Время новой погоды - страница 32
Ронда сидела молча, а теплые пальцы света, лившегося от свечи, ощупью бродили по ее лицу. Казалось, в ней происходит внутренняя борьба, хотя Бадди и представить себе не мог, какова природа этой борьбы.
– Бадди… – Она глянула в его глаза своими темными, такими прекрасными глазами… похожими на что? – думал Бадди. – Они как корица? как гвоздика? как темные бездонные колодцы, уходящие глубоко в землю? Тысячи никчемных сравнений толпились у него в голове. Он видел крохотное пламя свечи, отражавшееся в глазах Ронды, такое совершенное и завершенное, словно они целиком втянули в себя это сияние.
Она смотрела на него так напряженно, что Бадди невольно подумал: она чувствует то же, что и он!
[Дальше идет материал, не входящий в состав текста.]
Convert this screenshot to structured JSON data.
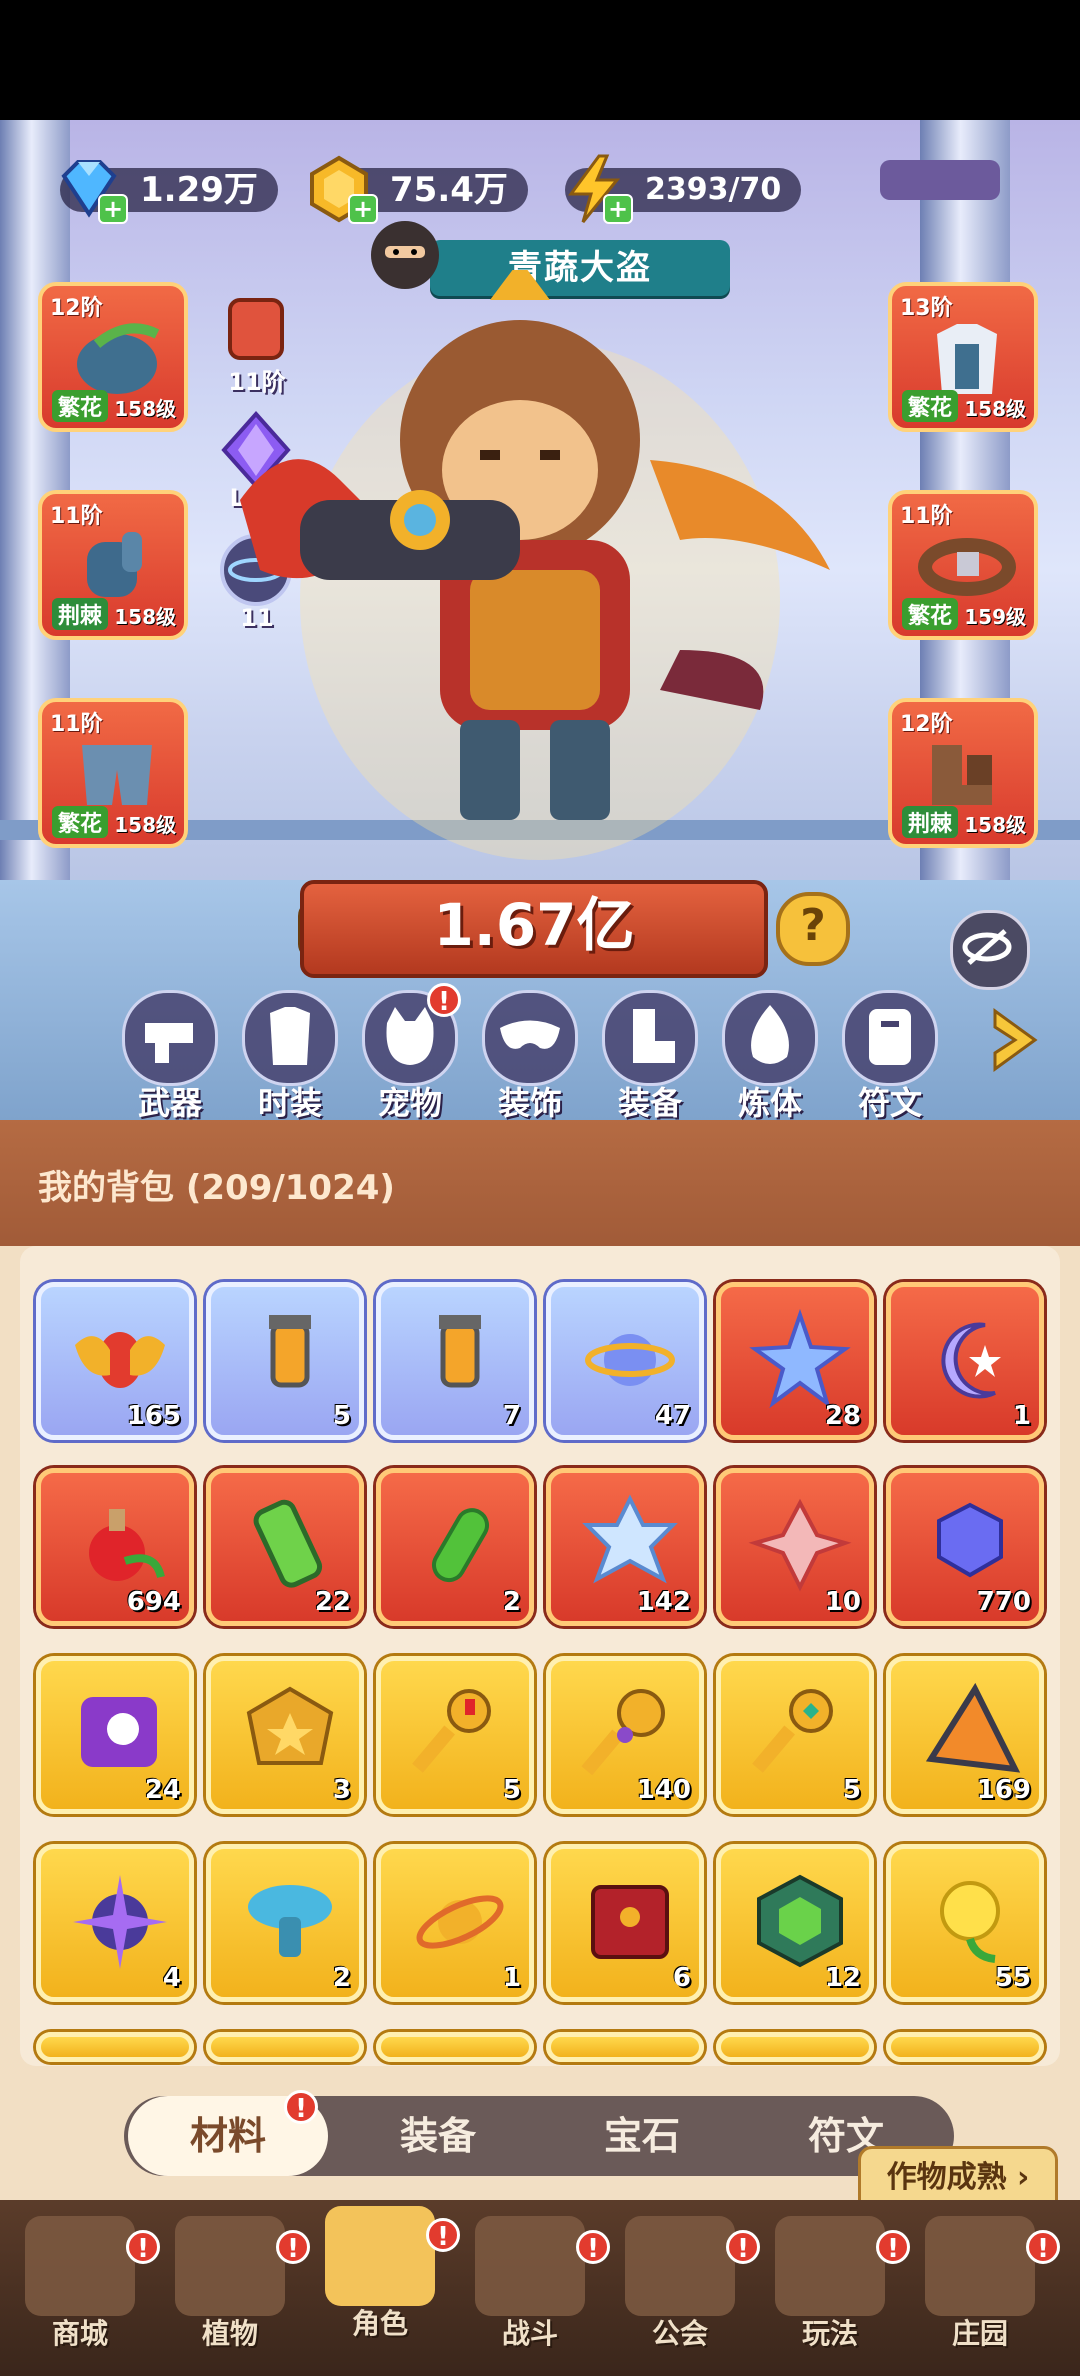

– Бадди… – Она колебалась. – Да, я тоже испытывала такое чувство. Я очень хорошо знаю, что ты имеешь в виду. Ты нравишься мне больше всех, кого я до сих пор встречала, и я надеюсь, мы всегда будем друзьями. Но я думаю, ты должен знать… – Она подняла левую руку к свече, и знак, который он должен был бы заметить много часов назад… мог бы заметить, если бы не был так неопытен в этих вещах, не был отвлечен ее оживленностью, ее красотой настолько, что исключил этот знак из зоны своего внимания, или не зафиксировал в мозгу его значение, или оказался слеп к этому конкретному отрезку действительности, или просто не заметил… Этот знак ведь был там и раньше, до него, в виде тоненького поблескивающего кольца на пальце левой руки. На том пальце, которого недоставало у его матери, совершенно не к месту подумал он.
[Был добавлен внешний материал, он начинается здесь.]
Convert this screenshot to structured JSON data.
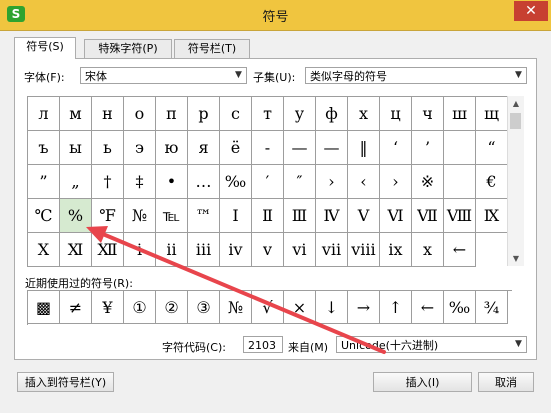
{
  "window": {
    "title": "符号",
    "app_icon": "S",
    "close_glyph": "✕"
  },
  "tabs": [
    {
      "label": "符号(S)"
    },
    {
      "label": "特殊字符(P)"
    },
    {
      "label": "符号栏(T)"
    }
  ],
  "font": {
    "label": "字体(F):",
    "value": "宋体"
  },
  "subset": {
    "label": "子集(U):",
    "value": "类似字母的符号"
  },
  "symbols": [
    "л",
    "м",
    "н",
    "о",
    "п",
    "р",
    "с",
    "т",
    "у",
    "ф",
    "х",
    "ц",
    "ч",
    "ш",
    "щ",
    "ъ",
    "ы",
    "ь",
    "э",
    "ю",
    "я",
    "ё",
    "-",
    "—",
    "—",
    "‖",
    "‘",
    "’",
    "",
    "“",
    "”",
    "„",
    "†",
    "‡",
    "•",
    "…",
    "‰",
    "′",
    "″",
    "›",
    "‹",
    "›",
    "※",
    "",
    "€",
    "℃",
    "%",
    "℉",
    "№",
    "℡",
    "™",
    "Ⅰ",
    "Ⅱ",
    "Ⅲ",
    "Ⅳ",
    "Ⅴ",
    "Ⅵ",
    "Ⅶ",
    "Ⅷ",
    "Ⅸ",
    "Ⅹ",
    "Ⅺ",
    "Ⅻ",
    "ⅰ",
    "ⅱ",
    "ⅲ",
    "ⅳ",
    "ⅴ",
    "ⅵ",
    "ⅶ",
    "ⅷ",
    "ⅸ",
    "ⅹ",
    "←"
  ],
  "recent_label": "近期使用过的符号(R):",
  "recent": [
    "▩",
    "≠",
    "¥",
    "①",
    "②",
    "③",
    "№",
    "√",
    "×",
    "↓",
    "→",
    "↑",
    "←",
    "‰",
    "¾"
  ],
  "char_code": {
    "label": "字符代码(C):",
    "value": "2103"
  },
  "from": {
    "label": "来自(M)",
    "value": "Unicode(十六进制)"
  },
  "buttons": {
    "insert_to_bar": "插入到符号栏(Y)",
    "insert": "插入(I)",
    "cancel": "取消"
  },
  "annotation_color": "#e8454c"
}
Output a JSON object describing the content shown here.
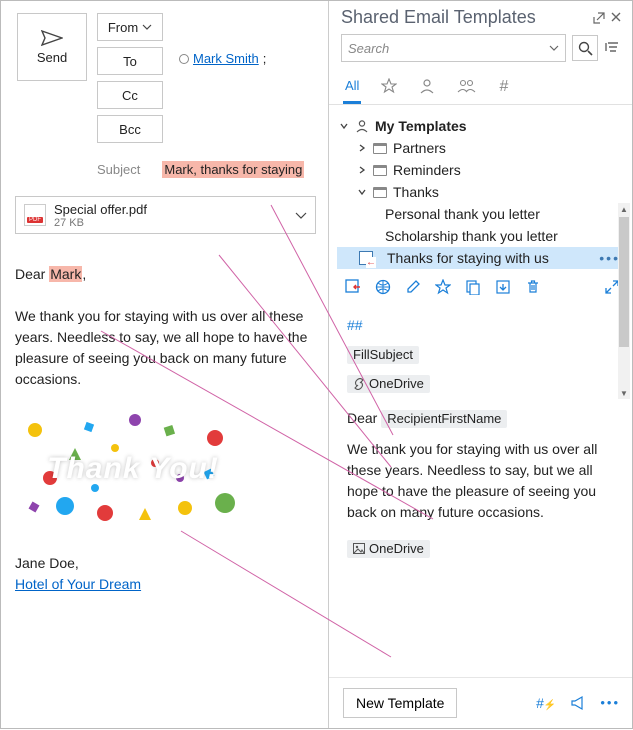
{
  "compose": {
    "send_label": "Send",
    "from_label": "From",
    "to_label": "To",
    "cc_label": "Cc",
    "bcc_label": "Bcc",
    "recipient_name": "Mark Smith",
    "subject_label": "Subject",
    "subject_value": "Mark, thanks for staying",
    "attachment": {
      "name": "Special offer.pdf",
      "size": "27 KB"
    },
    "body_greeting_prefix": "Dear ",
    "body_greeting_name": "Mark",
    "body_greeting_suffix": ",",
    "body_text": "We thank you for staying with us over all these years. Needless to say, we all hope to have the pleasure of seeing you back on many future occasions.",
    "thank_you_image_text": "Thank You!",
    "signature_name": "Jane Doe,",
    "signature_link": "Hotel of Your Dream"
  },
  "templates": {
    "panel_title": "Shared Email Templates",
    "search_placeholder": "Search",
    "tabs": {
      "all_label": "All"
    },
    "tree": {
      "root_label": "My Templates",
      "folders": {
        "partners": "Partners",
        "reminders": "Reminders",
        "thanks": "Thanks"
      },
      "thanks_items": {
        "personal": "Personal thank you letter",
        "scholarship": "Scholarship thank you letter",
        "staying": "Thanks for staying with us"
      }
    },
    "preview": {
      "hashes": "##",
      "fill_subject": "FillSubject",
      "onedrive_attach": "OneDrive",
      "greeting_prefix": "Dear ",
      "recipient_macro": "RecipientFirstName",
      "body_text": "We thank you for staying with us over all these years. Needless  to say, but we all hope to have the pleasure of seeing you back on many future occasions.",
      "onedrive_image": "OneDrive"
    },
    "new_template_label": "New Template"
  }
}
– Бадди, – заговорила снова Ронда, а он смотрел, как призрачный отсвет огонька свечи пляшет вокруг ее глаз. Но она опять отвела глаза. – Я помолвлена.
17. Семьдесят три моста
Хьюберт П. МакМиллан устал. За последние двенадцать дней он посетил, по его собственным, весьма тщательным подсчетам, семьдесят три моста. Костюм его был в лохмотьях, туфли облеплены грязью, а сам он покрылся синяками и ссадинами. Его пинали, ставили ему подножки, осыпали ударами, издевались над ним, обманывали, преследовали. Один раз даже укусили. Он больше не желал видеть эти сэндвичи с арахисовым маслом – ни одного, никогда в жизни! Но никто не смог ответить на его вызов так, чтобы ответ показался Хьюберту убедительным. На самом деле он так полностью и не решил для себя, каким может быть убедительный ответ, хотя потратил много времени, размышляя над этой проблемой. В самые мрачные моменты его охватывал страх, что он уже миновал Брауна, прошел мимо него, и теперь придется снова проделать обратный путь, возвращаясь к тем же мостам.
В конце концов Хьюберт пришел к выводу, что это оказалось самым странным и вызывающим раздражение поручением, какое когда-либо выпадало на его долю за многие годы работы в правительстве.
«Ну что ж, – думал он, расправляя плечи и спускаясь с шоссе на набережную (он направлялся к довольно скромному каменному мосту, пересекавшему реку к югу от огромного каменного памятника, известного под названием «Столб Вашингтона»), – за это-то мне и платят большие бабки».
Хьюберт переместил тяжелую корзину с левого плеча на правое, издав при этом усилии негромкий стон, – он никогда и представить себе не мог, какой тяжелой бывает корзина сэндвичей с арахисовым маслом, если приходится таскать ее день за днем, – и, скользя, спустился с последнего участка набережной. К своему удивлению, он обнаружил, что здесь поразительно чисто: никакого мусора, и даже какие-то цветочки растут.
Место под этим мостом тоже казалось необыкновенно спокойным и тихим. Хьюберту был слышен только один звук – шум машин, проезжавших между бетонными опорами. Вероятно, подумал Хьюберт, мост находится слишком близко от Столицы, а значит, близко и от полиции, и от других агентов правительства, так что никто и не захотел здесь поселиться. Впрочем, размышлял он, это, скорее всего, просто стремление с его стороны принять желаемое за действительное. Сегодня он не очень-то в настроении подвергаться преследованию или физическим нападкам и весьма не прочь отдохнуть от этого хотя бы денек. В конце концов, из посещенных им семидесяти трех мостов он ни одного незаселенного еще не обнаружил: Седьмая Депрессия бушует вовсю, любое прибежище, каким бы примитивным оно ни было, ценится выше номинала.